Azione convintamente ritiene che la proliferazione incontrollata delle locazioni turistiche (“LT” nel seguito) sia una delle cause (certo non l’unica) dello spopolamento della città e, insieme, costituisce un fattore che impatta in modo significativo sul fenomeno del cosiddetto overtourism.

È convinta che sia necessario introdurre per legge disposizioni per regolamentare le LT così come vengono regolamentati e disciplinati tutti gli altri settori delle attività produttive.

Per chiarezza, si precisa che non si ritiene che le LT siano un “male assoluto” (la loro presenza offre anche spazi positivi, di servizi al turista, di lavoro ai residenti e di possibilità di manutenzione dei palazzi) ma certamento lo è il loro proliferare senza alcun tipo di controllo o di pianificazione.

Il fenomeno riguarda tutte le città d’arte (e non solo) e ne depriva i centri storici non solo degli abitanti ma pure di tutto ciò che non è funzionale alla fruizione turistica e, in un circolo vizioso, rende sempre meno attraente e conveniente vivere in centro città, desertificandolo dalle funzioni urbane.

I centri delle nostre città non sono solo pietre e palazzi, sono topoi della mente, entità complesse che non possono non comprendere la memoria di sé e i loro abitanti, senza i quali ogni città diventa un non luogo, un “parco a tema”.

Questo finisce anche con l’impoverire significativamente la stessa esperienza di fruizione turistica da parte del visitatore.

L’obiezione dell’intangibilità della proprietà privata, posta dalle organizzazioni delle LT per contestare in punta di principio ogni limitazione all’uso dell’appartamento di proprietà, non è consistente: lo stesso art. 42 Cost recita “La proprietà privata è riconosciuta e garantita dalla legge, che ne determina i modi di acquisto, di godimento e i limiti allo scopo di assicurarne la funzione sociale e di renderla accessibile a tutti”.

Ovvero il godimento della proprietà è sempre condizionato al bene comunee/o pubblico.

E appunto per Azione, il concetto di bene pubblico si applica anche per elementi immateriali come l’esistenza in vita dei centri storici e la salvaguardia dei loro abitanti e delle loro tradizioni.

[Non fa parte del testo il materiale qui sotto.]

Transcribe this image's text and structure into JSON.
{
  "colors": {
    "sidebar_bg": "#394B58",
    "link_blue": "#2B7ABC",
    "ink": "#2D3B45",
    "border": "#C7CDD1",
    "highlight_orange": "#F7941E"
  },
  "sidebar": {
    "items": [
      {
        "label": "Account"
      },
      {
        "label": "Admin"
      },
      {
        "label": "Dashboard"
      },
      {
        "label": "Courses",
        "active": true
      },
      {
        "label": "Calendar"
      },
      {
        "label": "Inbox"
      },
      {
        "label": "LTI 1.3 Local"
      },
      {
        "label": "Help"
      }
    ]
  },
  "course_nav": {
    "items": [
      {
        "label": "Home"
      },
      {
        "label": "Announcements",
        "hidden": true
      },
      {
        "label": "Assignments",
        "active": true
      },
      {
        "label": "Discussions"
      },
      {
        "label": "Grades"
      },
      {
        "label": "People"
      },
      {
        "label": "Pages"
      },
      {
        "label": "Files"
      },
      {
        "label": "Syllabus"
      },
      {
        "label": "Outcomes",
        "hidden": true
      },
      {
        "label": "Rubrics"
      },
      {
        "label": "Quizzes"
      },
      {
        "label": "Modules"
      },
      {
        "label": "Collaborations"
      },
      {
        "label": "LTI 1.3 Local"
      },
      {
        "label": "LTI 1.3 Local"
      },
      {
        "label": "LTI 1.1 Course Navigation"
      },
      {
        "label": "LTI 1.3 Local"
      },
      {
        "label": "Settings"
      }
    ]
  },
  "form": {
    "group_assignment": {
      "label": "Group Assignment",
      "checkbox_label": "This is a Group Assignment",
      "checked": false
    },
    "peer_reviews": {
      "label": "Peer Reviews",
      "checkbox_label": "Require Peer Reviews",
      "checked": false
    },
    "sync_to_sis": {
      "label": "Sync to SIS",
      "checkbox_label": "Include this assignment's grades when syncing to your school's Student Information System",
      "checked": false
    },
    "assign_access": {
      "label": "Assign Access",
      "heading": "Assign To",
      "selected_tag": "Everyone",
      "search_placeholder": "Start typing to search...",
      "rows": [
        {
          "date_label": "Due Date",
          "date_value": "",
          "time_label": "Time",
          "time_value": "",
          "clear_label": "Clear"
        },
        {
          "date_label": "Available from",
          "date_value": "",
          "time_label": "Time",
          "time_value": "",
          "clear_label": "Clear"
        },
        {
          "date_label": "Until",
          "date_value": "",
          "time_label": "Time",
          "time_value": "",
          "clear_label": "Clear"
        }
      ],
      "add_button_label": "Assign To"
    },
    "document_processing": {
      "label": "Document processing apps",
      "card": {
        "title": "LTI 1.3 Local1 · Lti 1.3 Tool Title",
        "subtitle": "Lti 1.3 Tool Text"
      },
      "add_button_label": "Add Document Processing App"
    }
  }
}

In altri termini, il diritto di utilizzo di una proprietà privata è sempre comunque vincolato al non nuocere alla comunità; e questo non comporta un vulnus al principio – che non vogliamo certo mettere in discussione – del diritto alla proprietà privata.

Del resto, già città in altri Paesi, dove certamente il diritto alla proprietà privata non è discussione, hanno preso provvedimenti di regolamentazione che introducono limitazioni.

L’Italia, buona ultima, tramite il DDL Santanchè ha se non altro cominciato a porsi il problema.

All’iniziativa del Ministero del Turismo va dunque riconosciuto il merito di cercare di mettere mano al fenomeno.

Il pregresso

Il DDL Santanché (inizialmente previsto come Disegno di Legge, poi convertito in Decreto e successivamente ancora riportato a Disegno) ha visto tre successive scritture.

La prima bozza del testo del DDL Santanchè data 23/5 u.s. prevede una registrazione a livello nazionale delle attività di LT rendendo obbligatorio un CIN (Codice Identificazione Nazionale) che sostanzialmente rispecchia quello che in molte Regioni (tra cui il Veneto) esiste già.

È un utile disposto che contrasta l’abusivismo e l’evasione fiscale ma che, soprattutto ove già previsto un CIR (Codice Identificativo Regionale), non impatta sulla limitazione del fenomeno.

L’unico disposto vagamente restrittivo (e infatti contestato dalle organizzazioni) è l’obbligo di una permanenza di almeno due notti del locatario.

Questa prima versione è stata commentata da Azione Venezia negativamente perché, a dispetto dell’asserita intenzione di salvaguardare la residenzialità dei centri storici ed impedirne lo spopolamento, prevedeva solo disposizioni nella sostanza ininfluenti.

Così ininfluenti che, con un po’ di malizia, si poteva ritenere che nella redazione del testo fosse stata significativa l’influenza delle organizzazioni delle LT.

Azione Venezia aveva conseguentemente suggerito agli esponenti in Parlamento del partito di intervenire in sede di Commissione Parlamentare con una proposta strutturata di vero e proprio emendamento del testo da sottoporre.

La seconda versione del DDL, datata 6/9, modifica in modo importante le impostazioni della prima versione e, a giudizio di Azione, va nella direzione auspicabile.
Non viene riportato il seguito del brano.